SRSLY, WTF? "Throughout history, the greatest saviors have come in the darkest hours." No, that’s not Oprah on Obama, but a subsidiary character in Masters of the Impossible appraising the ultimate cartoon superheroes: Siegfried and Roy.
Just reissued by children’s DVD label NCircle, Siegfried and Roy: Masters of the Impossible was produced in 1996 for precise reasons unknown. Perhaps it was a pilot for a Saturday morning series the mix of tacky drawn and digital animation sure doesn’t look intended for theaters, though this neverending story does clock in at a feature-length 76 minutes. As entertainment for kids, it is just wrong, the sort of thing that might actually send them dazedly outside to play rather than keep watching. But as an inexplicable whatsit one of those things that can’t exactly be recommended yet must be seen to be believed it has some perverse appeal.
In the mystic world of Sarmoti … well, I’d attempt to describe the "plot," but that would take up more space than a New Yorker essay. Suffice it to say rakish, wisecracking Siegfried (voice of Andrew Hawkes) and noble, humorless Roy (Jeff Bennett) are itinerant magicians who meet in a Star Wars-esque freak bar. They become scrappin’ best bros on an incredibly convoluted quest involving King Midas and every other folkloric figure or tidbit that can be shoehorned into one senseless mess. There are Greek and Norse gods (see Zeus battle Loki!), unicorns, Beowulf, Medusa, an annoying comedy-relief Rumplestiltskin, gratuitous Shakespeare quotes, and of course a white tiger.
Siegfried, spouting Vegas-style ka-boom-cha! quips, sasses lines like "Great! Stuck at a dragon crossing?! What can your magic cat do for us now, Tiger Boy?" (He also keeps trumpeting "The magic is back!" the worst movie catchphrase this side of "Welcome to the Xander zone.")
It’s hard to think the writers weren’t smirking when they included references to "the last seer of Gaylen" and "drained enchantments from around the world." Or maybe I’m just filthy-minded. But was it an audio hallucination, or did Sig really warn Roy that a fire-breathing dragon might reduce them to "barbecued bareback"?

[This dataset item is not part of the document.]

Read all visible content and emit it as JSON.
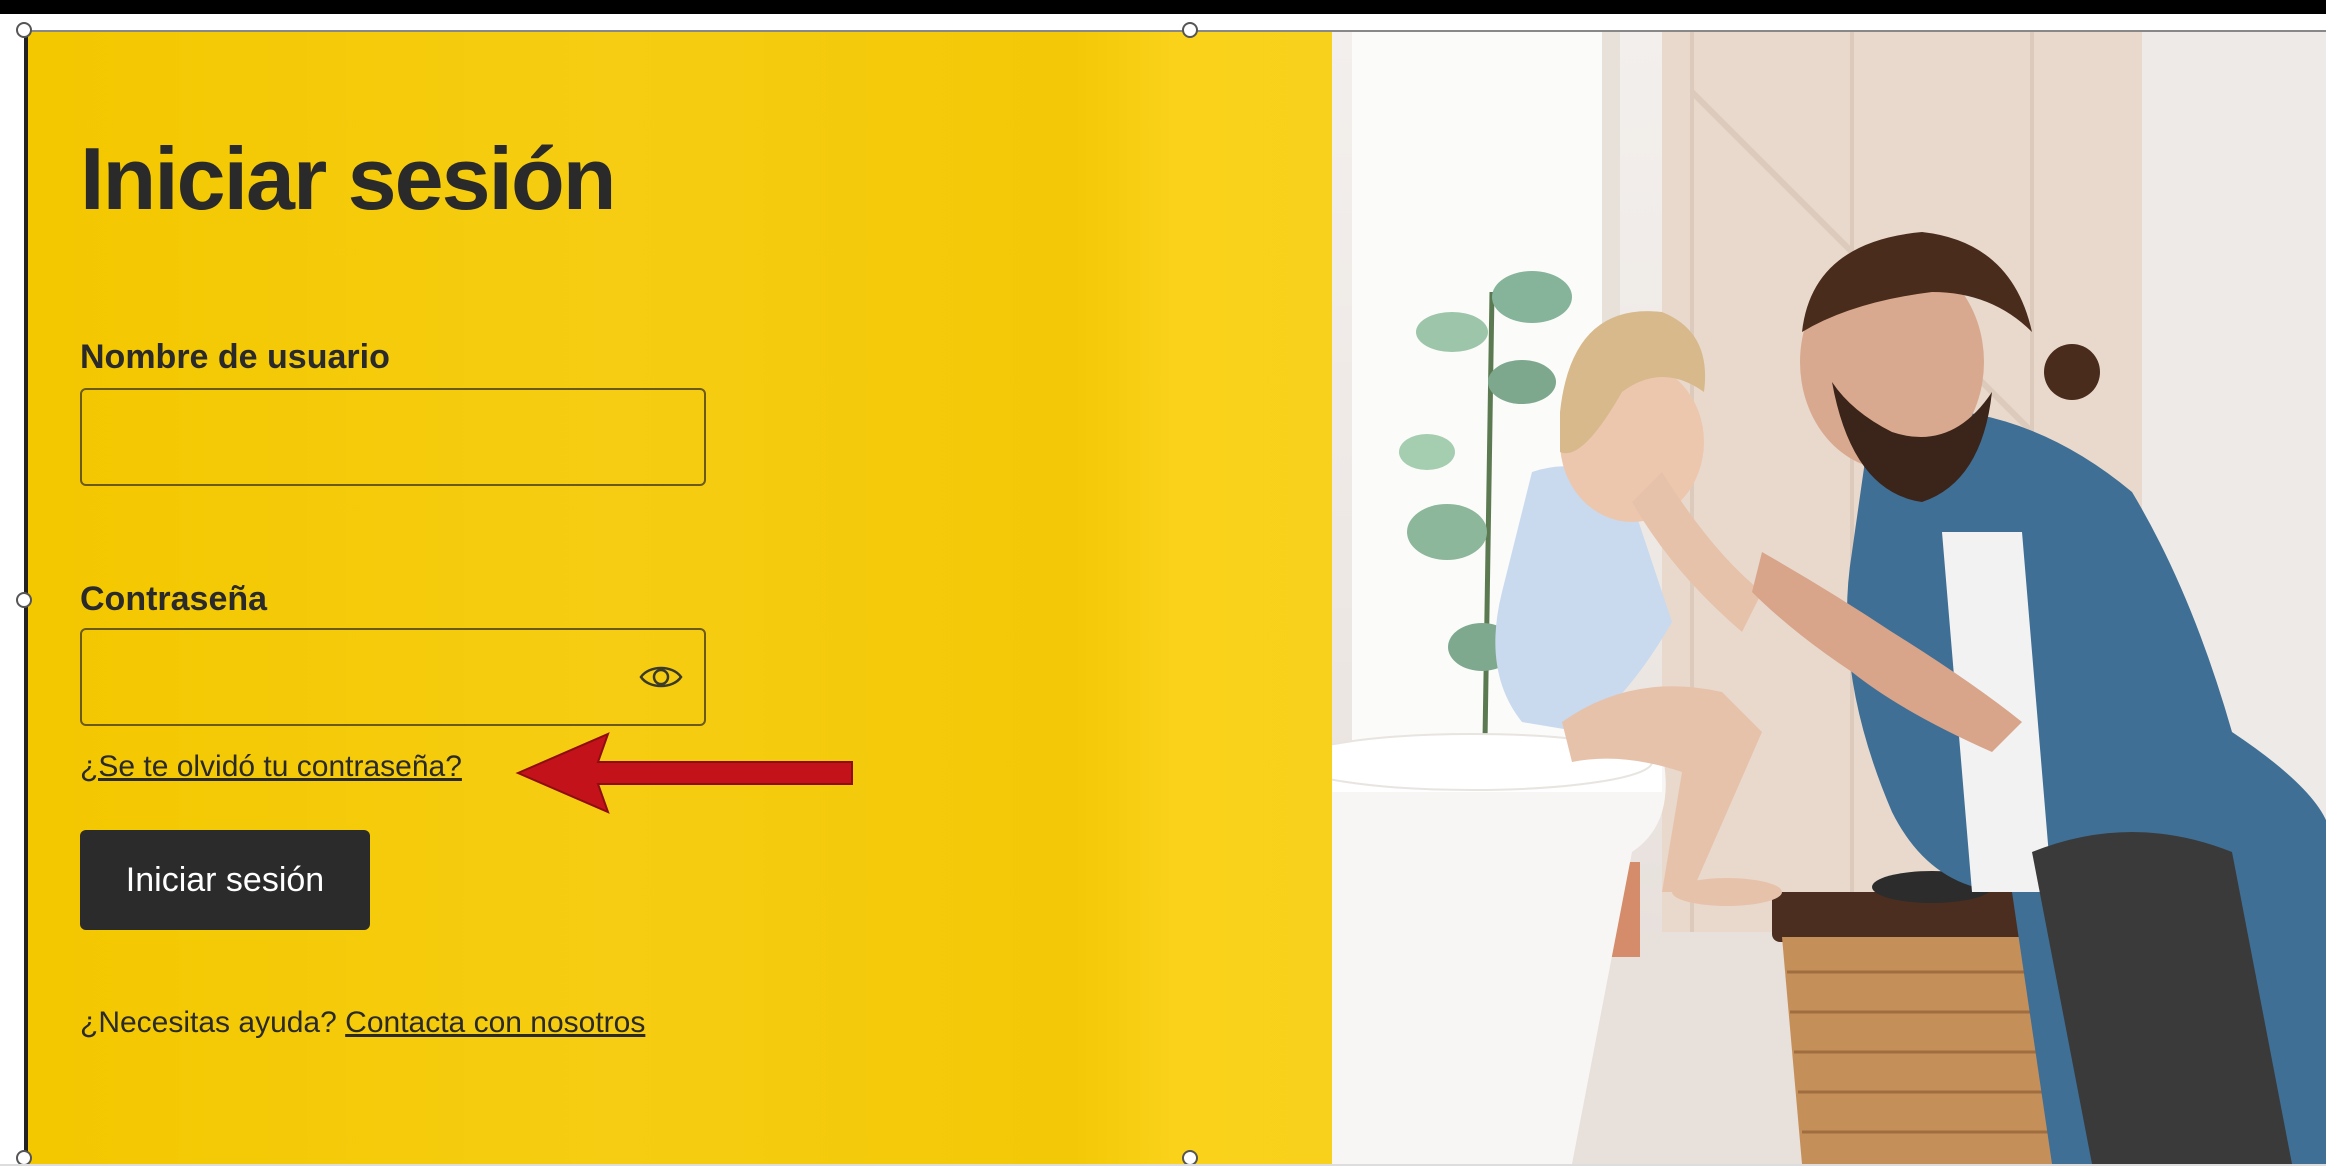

This just might be the worst drinking-game DVD ever. Even if you limited yourself to imbibing only when there’s a.) demonic possession, b.) talking breastplates, c.) characters transforming into gold, d.) characters transforming into stone, or e.) Roy shouting to his tiger BFF "Manticore, no!" you’d be hammered within 10 minutes (creepily, the white tiger who near-fatally mauled the real Roy Horn onstage in 2003 was named Montecore) through a drunken haze might well be the best lens through which to appreciate Masters of the Impossible.